1) In Gödel's proof he defines in some point the primitive recursive functions. Those definitions are necessary even if i'm using the function symbols extensions for predicate logic? The function symbols already offer an way of composing functions. An function $f \in F$ has the form of $f(t_1, t_2, \dotsc, t_n)$ where $t_n$ is any term of the logical system. But a function $f$ represents a term too. So we can compose functions like in $f(g(x))$ where $t_1=g(x)$. I don't see where the primitive recursion rule would give some benefit.

2) Another doubt is whether the primitive recursive functions is in the syntax domain or in the semantics domain. If in the semantic domain, how can I use expressions from inside the logical system? For example, in defining those functions i use the concepts $\forall$, $\exists$, $\land$ and the like.

3) At some point in the proof, he introduces the representability concept. It afirms that any definable relation can be expressed as a formula of the system. Why is this used for?

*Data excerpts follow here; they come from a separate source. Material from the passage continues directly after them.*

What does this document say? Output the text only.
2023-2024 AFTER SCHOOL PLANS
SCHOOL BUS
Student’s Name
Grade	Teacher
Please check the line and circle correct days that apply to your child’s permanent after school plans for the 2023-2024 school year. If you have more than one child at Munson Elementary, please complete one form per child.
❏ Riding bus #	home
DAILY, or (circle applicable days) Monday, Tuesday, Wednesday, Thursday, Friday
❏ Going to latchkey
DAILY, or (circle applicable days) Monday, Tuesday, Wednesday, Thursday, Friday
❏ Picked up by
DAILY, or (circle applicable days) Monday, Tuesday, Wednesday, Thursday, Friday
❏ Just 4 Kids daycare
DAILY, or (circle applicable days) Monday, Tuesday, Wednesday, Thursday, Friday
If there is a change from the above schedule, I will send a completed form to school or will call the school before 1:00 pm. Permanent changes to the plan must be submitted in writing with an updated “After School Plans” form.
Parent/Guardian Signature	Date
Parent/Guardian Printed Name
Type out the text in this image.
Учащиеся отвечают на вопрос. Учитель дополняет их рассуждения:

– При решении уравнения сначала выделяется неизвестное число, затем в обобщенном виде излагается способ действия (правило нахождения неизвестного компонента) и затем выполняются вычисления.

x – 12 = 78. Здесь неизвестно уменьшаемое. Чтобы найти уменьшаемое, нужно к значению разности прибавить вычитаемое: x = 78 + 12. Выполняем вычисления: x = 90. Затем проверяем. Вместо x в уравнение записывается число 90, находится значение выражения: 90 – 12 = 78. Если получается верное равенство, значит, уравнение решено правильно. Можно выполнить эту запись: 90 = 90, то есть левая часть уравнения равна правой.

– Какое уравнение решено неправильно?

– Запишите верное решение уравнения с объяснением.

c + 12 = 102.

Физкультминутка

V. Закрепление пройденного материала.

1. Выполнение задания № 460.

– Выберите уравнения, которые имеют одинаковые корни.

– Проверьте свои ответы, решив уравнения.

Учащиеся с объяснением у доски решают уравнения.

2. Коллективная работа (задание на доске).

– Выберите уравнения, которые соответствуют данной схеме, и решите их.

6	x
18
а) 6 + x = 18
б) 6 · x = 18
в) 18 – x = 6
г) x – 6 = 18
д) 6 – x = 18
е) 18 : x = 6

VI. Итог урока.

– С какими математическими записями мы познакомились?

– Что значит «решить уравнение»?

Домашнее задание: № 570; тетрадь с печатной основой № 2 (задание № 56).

• Representability shows that (among others) the primitive recursive functions have analogues within the system. This is part of what makes it possible for the system to "talk about itself" (via indexing). – André Nicolas May 25 '12 at 14:46

What this is used for is to connect "correct proof" at the metalevel with a property in the formal system. Gödel proves that "$x$ is (the Gödel number of) a valid proof of formula $y$" is a primitive recursive property, and therefore there is a formula in the system itself that is provable exactly when you plug in numerals for Gödel numbers of valid proofs. This is the core of the construction of an undecidable sentence.